Chapter VII | A Perfect Plan
BERULANG kali Selena tengok sang surya dengan pongahnya buahkan bulir-bulir peluh pada tiap persona, gadis itu tak dapatkan baskara cepat-cepat bergulir menuju peraduan. Atau mungkin, napas yang dalam setiap detik ia keluarkan penuh inkompatibilitas tengah menaksir berapa lama tahun-tahun belakangan terlampaui begitu cepat. Menghitung sebanyak apa seorang Selena Porter, si anak mantan tawanan perang, jalani semesta idiot yang komidikan hidupnya. Lantas, ia coba rekapitulasikan dirinya sebagai putri Arthur yang tak selama hidup Porter. Luntang-lantung menyeluduk aneka protelariat pailan dari balik hunusan tombak serta pedang-pedang runcing. Cicipi macam-macam jerit pilu nan kepedihan dalam dunia yang kian durjana.
Selena telah habisi masa kanak-kanaknya dengan kegetiran. Lewati fase keremajaannya dengan deraan. Sambut kedewasaannya dengan dendam. Tidak ada yang sama lagi setelah fragmen segregasi tempo lalu. Ia kehilangan rumah, keluarganya berantakan, adiknya menghilang, dan terjerat kemelaratan dalam satu malam.
Selena kira, sengsaranya akan berakhir di titik itu; titik paling krusialnya selama delapan belas tahun ia hidup. Tapi, ia salah. Bentala tak sebaik itu guna bebaskan muramnya. Apa yang ia percayai sebagai Dewa seluruh alam tak lagi berikan sandaran. Ia seakan tutup mata, tak lagi dengarkan tangis permohonan penuh duka. Hingga Selena mulai bertanya-tanya, benarkah segala hal filosofi mengenai Dewa adalah nyata?
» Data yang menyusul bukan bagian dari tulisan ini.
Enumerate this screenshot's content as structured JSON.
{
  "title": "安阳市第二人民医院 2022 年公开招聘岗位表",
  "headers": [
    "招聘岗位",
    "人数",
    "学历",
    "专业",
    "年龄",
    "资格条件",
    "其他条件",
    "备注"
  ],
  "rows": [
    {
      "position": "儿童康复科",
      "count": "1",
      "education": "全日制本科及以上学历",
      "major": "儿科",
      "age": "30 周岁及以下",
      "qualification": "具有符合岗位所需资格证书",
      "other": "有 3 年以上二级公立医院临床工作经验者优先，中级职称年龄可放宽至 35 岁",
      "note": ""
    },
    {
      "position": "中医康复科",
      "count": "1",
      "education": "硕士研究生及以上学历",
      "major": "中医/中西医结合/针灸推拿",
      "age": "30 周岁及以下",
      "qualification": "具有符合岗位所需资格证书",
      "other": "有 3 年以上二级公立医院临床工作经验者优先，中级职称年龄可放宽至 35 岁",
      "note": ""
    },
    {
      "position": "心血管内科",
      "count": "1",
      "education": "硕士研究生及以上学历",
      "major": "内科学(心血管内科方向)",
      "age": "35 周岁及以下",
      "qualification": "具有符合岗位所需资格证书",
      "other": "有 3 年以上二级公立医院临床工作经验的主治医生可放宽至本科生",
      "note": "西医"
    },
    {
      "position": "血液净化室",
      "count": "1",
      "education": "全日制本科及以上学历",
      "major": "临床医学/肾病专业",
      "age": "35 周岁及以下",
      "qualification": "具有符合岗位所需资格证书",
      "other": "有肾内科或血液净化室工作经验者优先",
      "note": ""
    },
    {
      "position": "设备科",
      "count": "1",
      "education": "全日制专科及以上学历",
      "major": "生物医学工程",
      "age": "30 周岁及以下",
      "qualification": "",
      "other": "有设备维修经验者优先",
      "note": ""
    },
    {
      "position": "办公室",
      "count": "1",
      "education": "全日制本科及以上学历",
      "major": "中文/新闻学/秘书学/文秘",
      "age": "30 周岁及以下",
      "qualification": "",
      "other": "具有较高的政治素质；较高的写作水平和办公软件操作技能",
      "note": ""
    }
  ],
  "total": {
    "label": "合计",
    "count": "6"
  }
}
Perempuan itu tersenyum pahit, mereka ulang adegan demi adegan kesusahannya. Di antara hiruk-pikuk dermaga, tangannya terus bergerak mengisi daftar barang yang tiba kendati isi kepalanya dicacah habis-habisan; memperhatikan para kelasi tengah mondar-mandir naik-turun kapal demi angkut peti-peti pesanan istana.
Selena lekas beralih pada gulungan ombak di hadapan, hantam batuan karang disahuti gemuruhnya. Buih-buihnya tampak menjanjikan, tenggelamkan anasir dalam keputusasaan mencekik demi kais pundi-pundi udara. Dalam jarak sepuluh meter, ada menara pengawas berlapiskan warna merah bata diselingi pacuan ombak sapu dinding guna kuliti tabir absolut terklandestin.
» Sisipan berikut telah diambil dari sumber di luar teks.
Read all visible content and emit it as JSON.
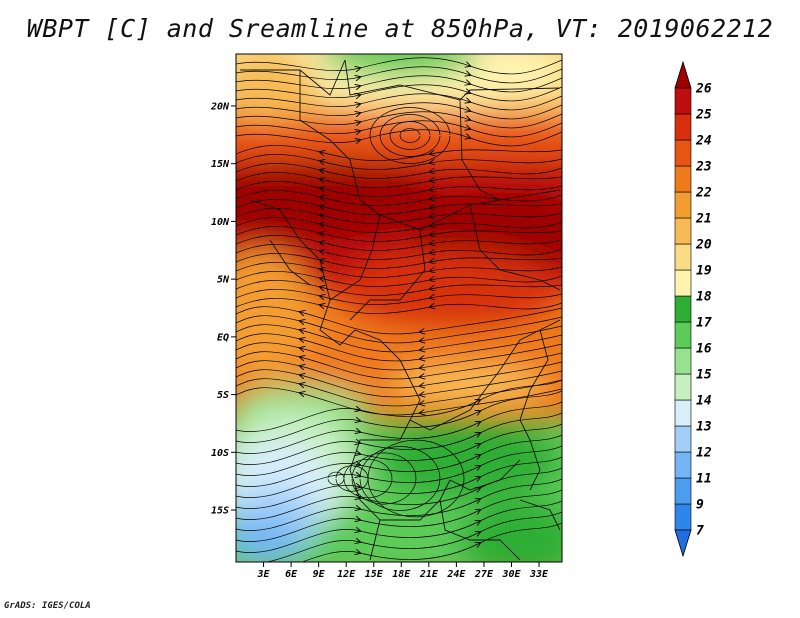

"Hei, Porter! Kemari sebentar!" Pria bertubuh gembul dari sela-sela kotak berisikan barang dagangan memanggil. Dia melambaikan tangan, menginstruksi supaya si gadis datang menghampiri. Disertai kedua tangan kekarnya yang memeluk satu peti, dia berjalan lambat menuju pedati. "Ada banyak hadiah dari Aésthe untuk Qaushin. Mungkin, ada sekitar dua puluh boks. Yah, kau tahu, seperti bingkisan awal ... pertunangan?" ujarnya kala Selena tepat mengekor di sisinya.
"Pertunangan? Pertunangan siapa?"
Jude Houston tertawa. "Hei, Nak. Kudengar ada perjodohan antara Pangeran Bungsu dengan Putri Sulung Negeri Maritim itu. Sudah ada pengumumannya di depan gerbang istana sejak kemarin."
Tubuh Selena sesaat membeku. Pembuluh darahnya seolah-olah pecah, menyusut kering, lantas macam-macam praduga menjalari otak kecilnya. Ada yang salah, Selena jelas tahu itu. Dan ia sama sekali tidak menyukai bagaimana degub jantungnya mendobrak dari balik tulang rusuk yang seakan-akan hendak dijagal.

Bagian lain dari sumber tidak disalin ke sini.